What is particularly astonishing about Jordan’s live performance however, is that as much as she discusses her disappointments and discomforts, she manages to be entirely comfortable on stage, allowing herself to reveal the deeper vulnerabilities within each of her songs. Her recorded work, produced by Jake Aron (who has worked with artists such as Solange and Grizzly Bear), allows for a sense of fuzzy clarity on her albums. Live, Jordan manages to achieve a similar perfection. There is nothing quite like hearing an album countless times, and then seeing it performed live in a way that mimics the recorded version.
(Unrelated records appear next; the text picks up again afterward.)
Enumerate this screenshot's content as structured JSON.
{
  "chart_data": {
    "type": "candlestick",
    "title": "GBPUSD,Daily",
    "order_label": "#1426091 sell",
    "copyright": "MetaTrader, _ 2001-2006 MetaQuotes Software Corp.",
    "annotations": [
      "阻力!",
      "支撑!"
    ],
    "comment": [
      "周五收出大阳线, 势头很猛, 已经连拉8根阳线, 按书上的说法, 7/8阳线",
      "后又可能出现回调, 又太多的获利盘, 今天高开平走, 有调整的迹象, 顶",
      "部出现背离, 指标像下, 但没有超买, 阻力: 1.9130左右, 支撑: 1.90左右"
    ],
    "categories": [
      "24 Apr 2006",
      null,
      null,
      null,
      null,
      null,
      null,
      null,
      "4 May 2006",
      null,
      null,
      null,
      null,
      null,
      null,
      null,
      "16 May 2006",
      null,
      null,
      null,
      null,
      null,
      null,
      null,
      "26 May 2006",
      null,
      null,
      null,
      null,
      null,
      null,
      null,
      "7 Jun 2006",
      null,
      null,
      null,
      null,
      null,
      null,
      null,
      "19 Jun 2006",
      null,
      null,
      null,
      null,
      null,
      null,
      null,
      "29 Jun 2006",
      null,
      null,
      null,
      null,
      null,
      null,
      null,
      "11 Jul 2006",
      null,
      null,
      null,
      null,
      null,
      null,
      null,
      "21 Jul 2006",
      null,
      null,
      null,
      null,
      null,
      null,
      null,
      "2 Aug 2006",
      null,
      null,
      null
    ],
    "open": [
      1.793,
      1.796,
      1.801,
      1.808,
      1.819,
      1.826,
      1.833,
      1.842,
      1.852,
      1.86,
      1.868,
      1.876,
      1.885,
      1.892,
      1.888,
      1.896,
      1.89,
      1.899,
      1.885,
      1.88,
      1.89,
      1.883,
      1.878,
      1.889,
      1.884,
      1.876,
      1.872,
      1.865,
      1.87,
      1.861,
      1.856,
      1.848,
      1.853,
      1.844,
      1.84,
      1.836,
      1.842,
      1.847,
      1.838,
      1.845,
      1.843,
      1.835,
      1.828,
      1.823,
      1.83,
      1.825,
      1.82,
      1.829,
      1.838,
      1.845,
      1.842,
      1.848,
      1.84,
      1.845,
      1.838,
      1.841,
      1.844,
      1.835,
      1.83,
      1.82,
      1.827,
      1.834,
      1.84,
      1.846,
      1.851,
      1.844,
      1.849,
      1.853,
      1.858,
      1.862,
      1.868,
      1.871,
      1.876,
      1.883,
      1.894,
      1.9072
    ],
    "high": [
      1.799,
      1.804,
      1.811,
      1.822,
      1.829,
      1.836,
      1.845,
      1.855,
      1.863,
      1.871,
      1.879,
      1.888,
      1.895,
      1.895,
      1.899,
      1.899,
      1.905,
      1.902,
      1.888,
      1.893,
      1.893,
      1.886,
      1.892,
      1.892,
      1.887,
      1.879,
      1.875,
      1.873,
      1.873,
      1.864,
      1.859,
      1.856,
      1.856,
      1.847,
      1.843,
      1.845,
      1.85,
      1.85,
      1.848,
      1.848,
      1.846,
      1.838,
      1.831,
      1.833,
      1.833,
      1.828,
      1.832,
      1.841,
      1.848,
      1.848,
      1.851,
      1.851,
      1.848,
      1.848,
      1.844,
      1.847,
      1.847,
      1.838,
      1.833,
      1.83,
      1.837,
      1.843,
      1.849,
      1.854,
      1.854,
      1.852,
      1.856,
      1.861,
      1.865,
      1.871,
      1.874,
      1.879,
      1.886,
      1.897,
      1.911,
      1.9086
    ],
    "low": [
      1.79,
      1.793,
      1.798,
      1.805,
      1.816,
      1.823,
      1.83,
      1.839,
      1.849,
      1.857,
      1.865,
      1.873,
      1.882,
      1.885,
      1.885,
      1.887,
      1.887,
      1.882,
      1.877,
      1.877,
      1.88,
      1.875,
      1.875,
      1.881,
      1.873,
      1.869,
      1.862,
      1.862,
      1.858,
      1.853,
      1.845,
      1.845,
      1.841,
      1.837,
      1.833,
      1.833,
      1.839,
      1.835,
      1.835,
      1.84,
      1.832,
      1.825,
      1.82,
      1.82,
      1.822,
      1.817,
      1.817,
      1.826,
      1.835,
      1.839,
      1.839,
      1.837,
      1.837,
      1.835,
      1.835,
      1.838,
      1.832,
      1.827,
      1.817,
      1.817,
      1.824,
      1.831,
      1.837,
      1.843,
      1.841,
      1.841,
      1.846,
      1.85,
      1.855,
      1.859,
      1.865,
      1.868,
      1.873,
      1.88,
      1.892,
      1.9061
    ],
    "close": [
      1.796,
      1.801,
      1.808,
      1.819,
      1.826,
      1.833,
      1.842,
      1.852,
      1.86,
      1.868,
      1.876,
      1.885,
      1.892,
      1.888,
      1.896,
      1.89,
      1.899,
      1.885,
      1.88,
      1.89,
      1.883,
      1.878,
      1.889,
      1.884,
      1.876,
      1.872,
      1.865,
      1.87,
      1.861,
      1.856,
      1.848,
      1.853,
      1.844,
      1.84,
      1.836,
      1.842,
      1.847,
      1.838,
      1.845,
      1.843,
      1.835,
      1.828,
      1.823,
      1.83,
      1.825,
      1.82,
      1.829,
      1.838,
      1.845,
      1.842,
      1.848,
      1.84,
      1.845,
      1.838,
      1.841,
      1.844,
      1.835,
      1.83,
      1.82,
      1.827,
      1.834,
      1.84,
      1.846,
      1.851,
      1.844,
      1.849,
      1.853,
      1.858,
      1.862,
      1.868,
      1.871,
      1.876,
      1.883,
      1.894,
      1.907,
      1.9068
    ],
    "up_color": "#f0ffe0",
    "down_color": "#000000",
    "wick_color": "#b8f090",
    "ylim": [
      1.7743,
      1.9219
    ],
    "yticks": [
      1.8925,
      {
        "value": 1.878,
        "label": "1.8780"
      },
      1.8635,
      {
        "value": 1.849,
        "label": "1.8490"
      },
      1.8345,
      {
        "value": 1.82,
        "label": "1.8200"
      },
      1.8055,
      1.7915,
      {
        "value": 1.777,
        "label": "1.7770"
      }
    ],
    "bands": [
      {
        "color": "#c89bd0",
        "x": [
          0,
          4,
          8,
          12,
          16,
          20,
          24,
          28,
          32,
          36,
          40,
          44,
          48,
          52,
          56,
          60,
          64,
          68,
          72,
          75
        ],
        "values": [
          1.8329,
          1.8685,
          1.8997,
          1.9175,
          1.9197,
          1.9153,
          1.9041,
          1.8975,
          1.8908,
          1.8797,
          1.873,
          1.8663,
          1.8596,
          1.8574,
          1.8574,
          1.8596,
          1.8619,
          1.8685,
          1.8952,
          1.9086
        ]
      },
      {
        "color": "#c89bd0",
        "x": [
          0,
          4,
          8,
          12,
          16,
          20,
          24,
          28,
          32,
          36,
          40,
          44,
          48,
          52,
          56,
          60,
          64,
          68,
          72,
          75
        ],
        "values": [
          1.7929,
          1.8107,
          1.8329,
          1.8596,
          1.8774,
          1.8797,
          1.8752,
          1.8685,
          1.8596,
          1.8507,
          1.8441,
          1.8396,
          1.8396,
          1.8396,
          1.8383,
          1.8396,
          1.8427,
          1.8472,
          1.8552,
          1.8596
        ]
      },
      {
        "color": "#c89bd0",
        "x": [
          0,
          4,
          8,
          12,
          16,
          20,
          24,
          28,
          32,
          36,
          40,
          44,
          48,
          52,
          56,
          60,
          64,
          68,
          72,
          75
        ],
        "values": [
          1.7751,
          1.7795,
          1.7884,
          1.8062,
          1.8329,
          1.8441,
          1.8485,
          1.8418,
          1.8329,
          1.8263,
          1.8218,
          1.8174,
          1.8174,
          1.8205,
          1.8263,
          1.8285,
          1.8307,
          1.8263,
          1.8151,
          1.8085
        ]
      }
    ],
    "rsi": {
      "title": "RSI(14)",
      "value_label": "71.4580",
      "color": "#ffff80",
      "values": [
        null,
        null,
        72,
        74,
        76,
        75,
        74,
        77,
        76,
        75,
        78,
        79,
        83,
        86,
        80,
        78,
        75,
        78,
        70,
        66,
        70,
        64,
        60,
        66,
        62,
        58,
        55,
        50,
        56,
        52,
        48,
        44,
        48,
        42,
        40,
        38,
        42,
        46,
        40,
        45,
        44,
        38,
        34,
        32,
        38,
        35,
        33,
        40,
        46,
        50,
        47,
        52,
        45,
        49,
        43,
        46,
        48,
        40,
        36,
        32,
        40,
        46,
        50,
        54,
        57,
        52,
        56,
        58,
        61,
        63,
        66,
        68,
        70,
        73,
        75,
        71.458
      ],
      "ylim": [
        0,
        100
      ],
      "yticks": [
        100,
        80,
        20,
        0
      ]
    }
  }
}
While on stage, Jordan reminisced about the last time she performed in Western Mass at 13 Queen, following a performance by Pioneer Valley artist Mal Devisa. She mentioned a time she went to a Smith College party with her bandmates, sharing knowing looks with her bassist and drummer, and then looking out at the crowd with a quippy shrug. Before performing “Pristine”, the lead single off of “Lush”, she opened with the well received comment, “Here’s a gay one for you Western Mass.” Jordan seemed to connect with the audience in a particularly intense way, it seems as though many of her fans are experiencing the narratives of Jordan’s songs at the same time as the artist. It is not often that you find an artist who can publicly speak to the confusing moments you are going through, with an ease and comfortability that is uncanny for a writer so young. The artist has taken the time to pinpoint the important moments in each of her songs, and display them more acutely while performing live. During the last song in the set, “Anytime”, Jordan punctuated particularly poignant lyrics, such as, “in the end you could waste your whole life”, with powerfully bold vocals and a simple and kind acoustic guitar. After months of touring, Jordan has figured out how to best communicate with her audience, a skill that often takes years for a band to work out.